Cat food labels and advertisements are loaded with pictures of stunningly beautiful cats, artful design, and words—lots and lots of words. Some terms sound meaningful while, in truth, they are not really regulated.
Becoming an informed pet parent and knowing the difference will help you pick out cat foods that not only sound good but are good. This guide will help you understand what natural cat food and holistic cat food are and whether these are actually regulated terms.
What Is Natural Cat Food?
To use the word “natural” in reference to a pet food, manufacturers must adhere to the Association of American Feed Control Officials’ (AAFCO) definition:
A feed or feed ingredient derived solely from plant, animal, or mined sources, either in its unprocessed state or having been subject to physical processing, heat processing, rendering, purification, extraction, hydrolysis, enzymolysis, or fermentation, but not having been produced by or subject to a chemically synthetic process and not containing any additives or processing aids that are chemically synthetic except in amounts as might occur in good manufacturing practices.
“Natural” can refer to specific ingredients—“with natural salmon,” for example—or to the product as a whole.
If the entire cat food is called “natural,” then all the ingredients must be natural except vitamins, minerals, and a few other essential nutrients that are difficult to include otherwise.
To make this distinction clear, manufacturers must label the food as natural (or all-natural or 100% natural) with added vitamins, minerals, and trace nutrients, or something similar.
Obviously, a cat food that contains just one natural ingredient is going to be less “natural” than one that is labeled as “all-natural with added vitamins, minerals, and trace nutrients.”
To get a better idea of the differences between natural and “regular” cat foods, let’s compare two canned salmon cat food examples:
Natural Salmon Canned Cat Food: Salmon, liver, chicken, poultry broth, natural flavors, MINERALS [omitted for simplicity], guar gum, taurine, salt, choline chloride, VITAMINS [omitted for simplicity].
“Regular” Salmon Canned Cat Food: Salmon, meat by-products, liver, poultry broth, fish, artificial and natural flavors, tricalcium phosphate, added color, guar gum, MINERALS [omitted for simplicity], salt, taurine, Red 3, VITAMINS [omitted for simplicity], sodium nitrite (to promote color retention)
By choosing the natural salmon cat food over the “regular” cat food, you can avoid feeding your cat artificial flavors, colors, and preservatives.
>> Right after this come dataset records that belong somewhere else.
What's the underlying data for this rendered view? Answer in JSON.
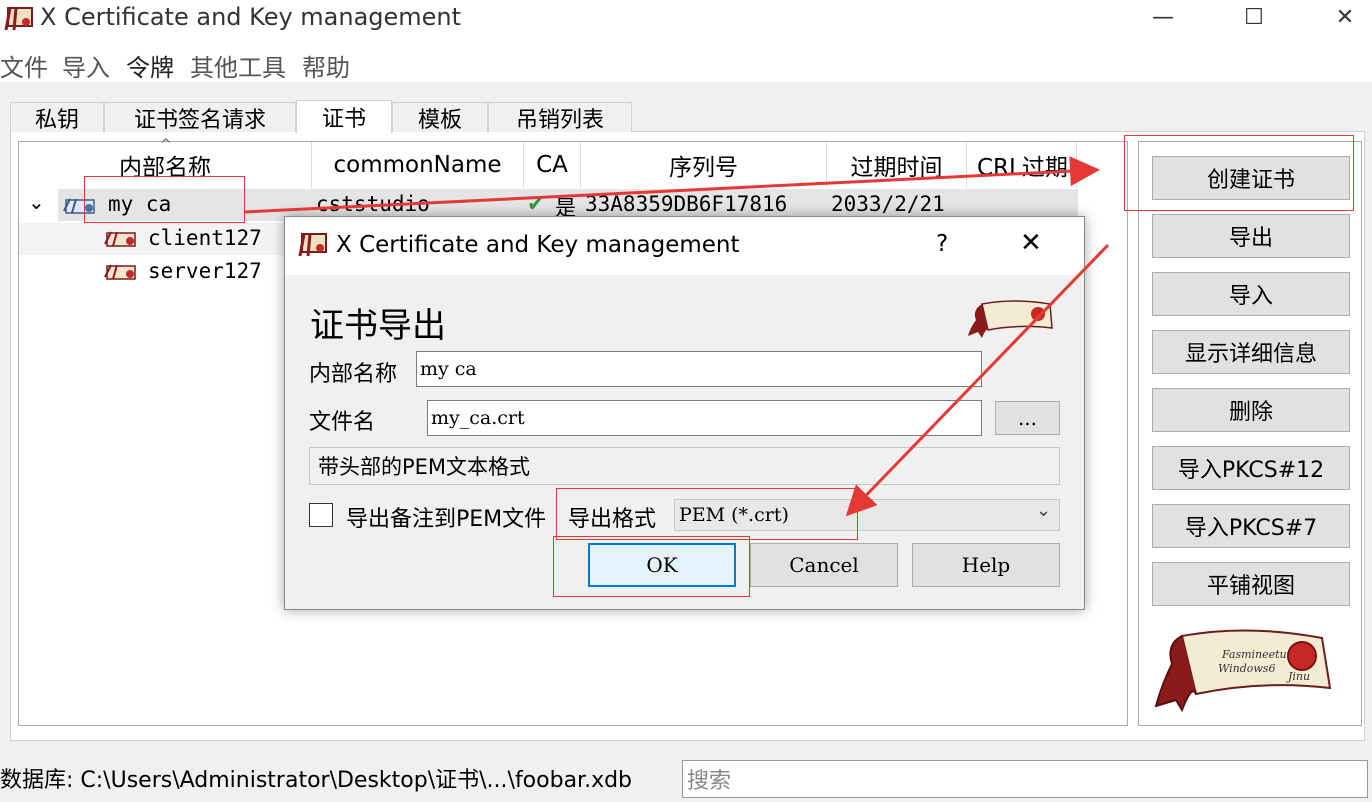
{
  "window": {
    "title": "X Certificate and Key management"
  },
  "menu": [
    "文件",
    "导入",
    "令牌",
    "其他工具",
    "帮助"
  ],
  "tabs": [
    "私钥",
    "证书签名请求",
    "证书",
    "模板",
    "吊销列表"
  ],
  "columns": [
    "内部名称",
    "commonName",
    "CA",
    "序列号",
    "过期时间",
    "CRL过期"
  ],
  "tree": {
    "root": {
      "name": "my ca",
      "common_name": "cststudio",
      "ca": "是",
      "serial": "33A8359DB6F17816",
      "expiry": "2033/2/21"
    },
    "children": [
      "client127",
      "server127"
    ]
  },
  "buttons": [
    "创建证书",
    "导出",
    "导入",
    "显示详细信息",
    "删除",
    "导入PKCS#12",
    "导入PKCS#7",
    "平铺视图"
  ],
  "logo_text": [
    "Fasmineetu",
    "Windows6",
    "Jinu"
  ],
  "status": {
    "database": "数据库: C:\\Users\\Administrator\\Desktop\\证书\\...\\foobar.xdb",
    "search_placeholder": "搜索"
  },
  "dialog": {
    "title": "X Certificate and Key management",
    "help": "?",
    "heading": "证书导出",
    "internal_name_label": "内部名称",
    "internal_name": "my ca",
    "filename_label": "文件名",
    "filename": "my_ca.crt",
    "browse": "...",
    "description": "带头部的PEM文本格式",
    "comment_label": "导出备注到PEM文件",
    "format_label": "导出格式",
    "format": "PEM (*.crt)",
    "ok": "OK",
    "cancel": "Cancel",
    "help_btn": "Help"
  },
  "colors": {
    "annotation": "#e53935",
    "accent": "#0078d7"
  }
}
There are other differences as well, but those don’t have anything to do with the AAFCO definition of “natural.”
What Ingredients Are in Natural Cat Food?
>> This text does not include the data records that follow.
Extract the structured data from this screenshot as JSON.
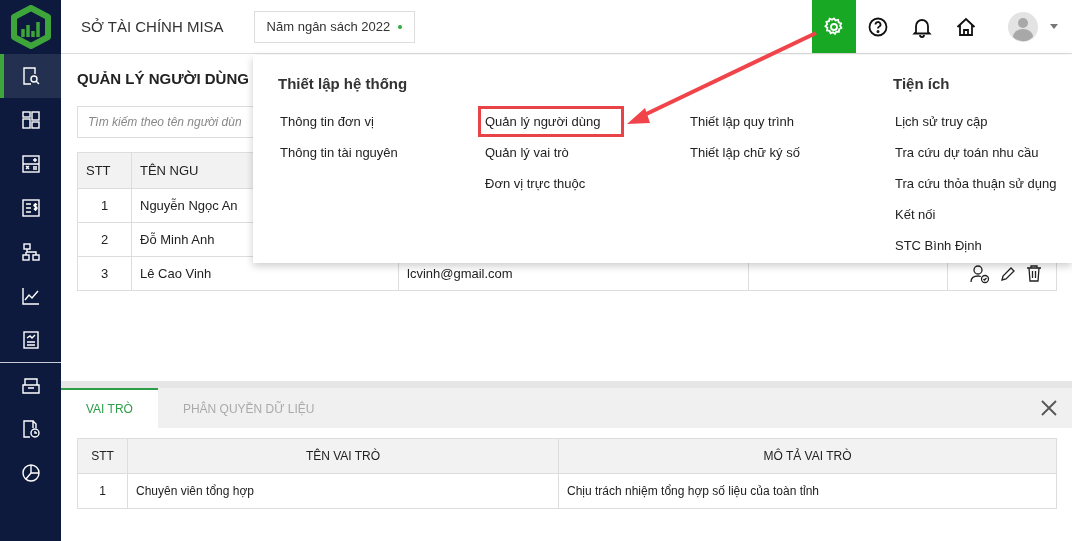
{
  "app": {
    "org_name": "SỞ TÀI CHÍNH MISA",
    "budget_year": {
      "label": "Năm ngân sách 2022",
      "online": true
    }
  },
  "sidebar": {
    "items": [
      {
        "kind": "search-doc",
        "selected": true
      },
      {
        "kind": "dashboard",
        "selected": false
      },
      {
        "kind": "calculator",
        "selected": false
      },
      {
        "kind": "ledger",
        "selected": false
      },
      {
        "kind": "hierarchy",
        "selected": false
      },
      {
        "kind": "chart",
        "selected": false
      },
      {
        "kind": "report",
        "selected": false
      },
      {
        "kind": "inbox",
        "selected": false
      },
      {
        "kind": "history",
        "selected": false
      },
      {
        "kind": "pie",
        "selected": false
      }
    ]
  },
  "toolbar": [
    {
      "kind": "settings",
      "selected": true
    },
    {
      "kind": "help",
      "selected": false
    },
    {
      "kind": "bell",
      "selected": false
    },
    {
      "kind": "home",
      "selected": false
    }
  ],
  "page": {
    "title": "QUẢN LÝ NGƯỜI DÙNG",
    "search": {
      "placeholder": "Tìm kiếm theo tên người dùn"
    },
    "table": {
      "columns": [
        "STT",
        "TÊN NGU"
      ],
      "rows": [
        {
          "stt": "1",
          "name": "Nguyễn Ngọc An"
        },
        {
          "stt": "2",
          "name": "Đỗ Minh Anh"
        },
        {
          "stt": "3",
          "name": "Lê Cao Vinh",
          "email": "lcvinh@gmail.com",
          "actions": true
        }
      ]
    }
  },
  "settings_menu": {
    "sections": [
      {
        "title": "Thiết lập hệ thống",
        "columns": [
          [
            {
              "label": "Thông tin đơn vị",
              "highlighted": false
            },
            {
              "label": "Thông tin tài nguyên",
              "highlighted": false
            }
          ],
          [
            {
              "label": "Quản lý người dùng",
              "highlighted": true
            },
            {
              "label": "Quản lý vai trò",
              "highlighted": false
            },
            {
              "label": "Đơn vị trực thuộc",
              "highlighted": false
            }
          ],
          [
            {
              "label": "Thiết lập quy trình",
              "highlighted": false
            },
            {
              "label": "Thiết lập chữ ký số",
              "highlighted": false
            }
          ]
        ]
      },
      {
        "title": "Tiện ích",
        "columns": [
          [
            {
              "label": "Lịch sử truy cập",
              "highlighted": false
            },
            {
              "label": "Tra cứu dự toán nhu cầu",
              "highlighted": false
            },
            {
              "label": "Tra cứu thỏa thuận sử dụng",
              "highlighted": false
            },
            {
              "label": "Kết nối",
              "highlighted": false
            },
            {
              "label": "STC Bình Định",
              "highlighted": false
            }
          ]
        ]
      }
    ]
  },
  "detail_panel": {
    "tabs": [
      {
        "label": "VAI TRÒ",
        "selected": true
      },
      {
        "label": "PHÂN QUYỀN DỮ LIỆU",
        "selected": false
      }
    ],
    "table": {
      "columns": [
        "STT",
        "TÊN VAI TRÒ",
        "MÔ TẢ VAI TRÒ"
      ],
      "rows": [
        [
          "1",
          "Chuyên viên tổng hợp",
          "Chịu trách nhiệm tổng hợp số liệu của toàn tỉnh"
        ]
      ]
    }
  }
}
Most cat food ingredients can meet the definition of natural because they can be “derived solely from plant, animal, or mined sources.”
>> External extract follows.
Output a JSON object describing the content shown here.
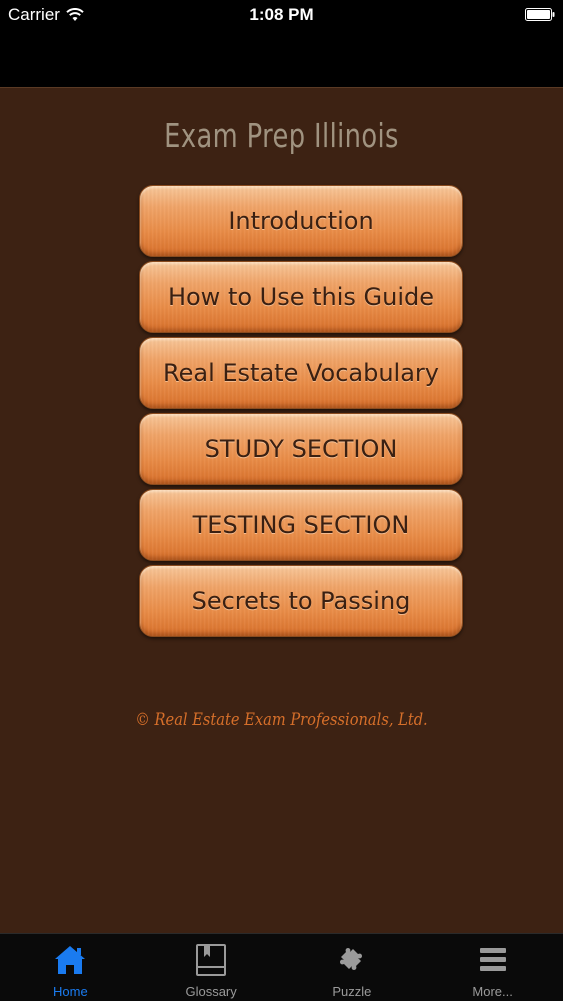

Natural cat foods can be made with many different types of meats, carbohydrates, and fats. Notably, meat meals, meat by-product meals, and mixed tocopherols (a type of preservative) can be included in natural cat foods.
While natural cat foods may contain trace amounts of some synthetic compounds, if they occur as part of “good manufacturing practices,” certain ingredients should never be present, including:
Butylated hydroxyanisole (BHA)
Butylated hydroxytoluene (BHT)
Artificial flavors and colors
What Is Holistic Cat Food?
Unlike “natural,” the word “holistic” is meaningless when it is applied to a cat food.
“Holistic” certainly conjures up images of good nutrition and whole-body health, but the term is completely unregulated. Manufacturers can apply it to any cat food, without regard to its nutritional value or ingredient list.
What Ingredients Are in Holistic Cat Food?
Holistic cat foods may or may not contain ingredients that are barred from natural diets, including artificial flavors, colors, and preservatives. Look at the ingredient list to get a better idea of what’s in a holistic cat food before you buy it. Check out our pet food ingredient glossary to gain a better understanding of each ingredient and what it does.
Is Natural or Holistic Cat Food Better?
Natural cat foods won’t contain some controversial ingredients that are artificial or chemically processed. Holistic foods may, but little research into the potential health drawbacks of these substances has been done in cats.
With that said, the only likely drawback of choosing a natural cat food over other options is the expense. If you have the means and prefer to take a better-safe-than-sorry approach to nutrition, a natural cat food may be a good option.
But keep in mind that the words “natural” and “holistic” in no way imply that a cat food provides all the nutrients, in the right proportions, that cats need to thrive. In order to make sure that a cat food is complete and balance, always look for an AAFCO statement on the label that says something along the lines of:
Cat Food A is formulated to meet the nutritional levels established by the AAFCO Cat Food Nutrient Profiles for adult maintenance, growth and reproduction, or all life stages.
Animal feeding tests using AAFCO procedures substantiate that Cat Food B provides complete and balanced nutrition for adult maintenance, growth and reproduction, or all life stages.
Talk to your veterinarian if you have questions about what to feed your cat. Together, you and your vet can wade through all your options and pick a food will support your cat’s health, well-being, and longevity.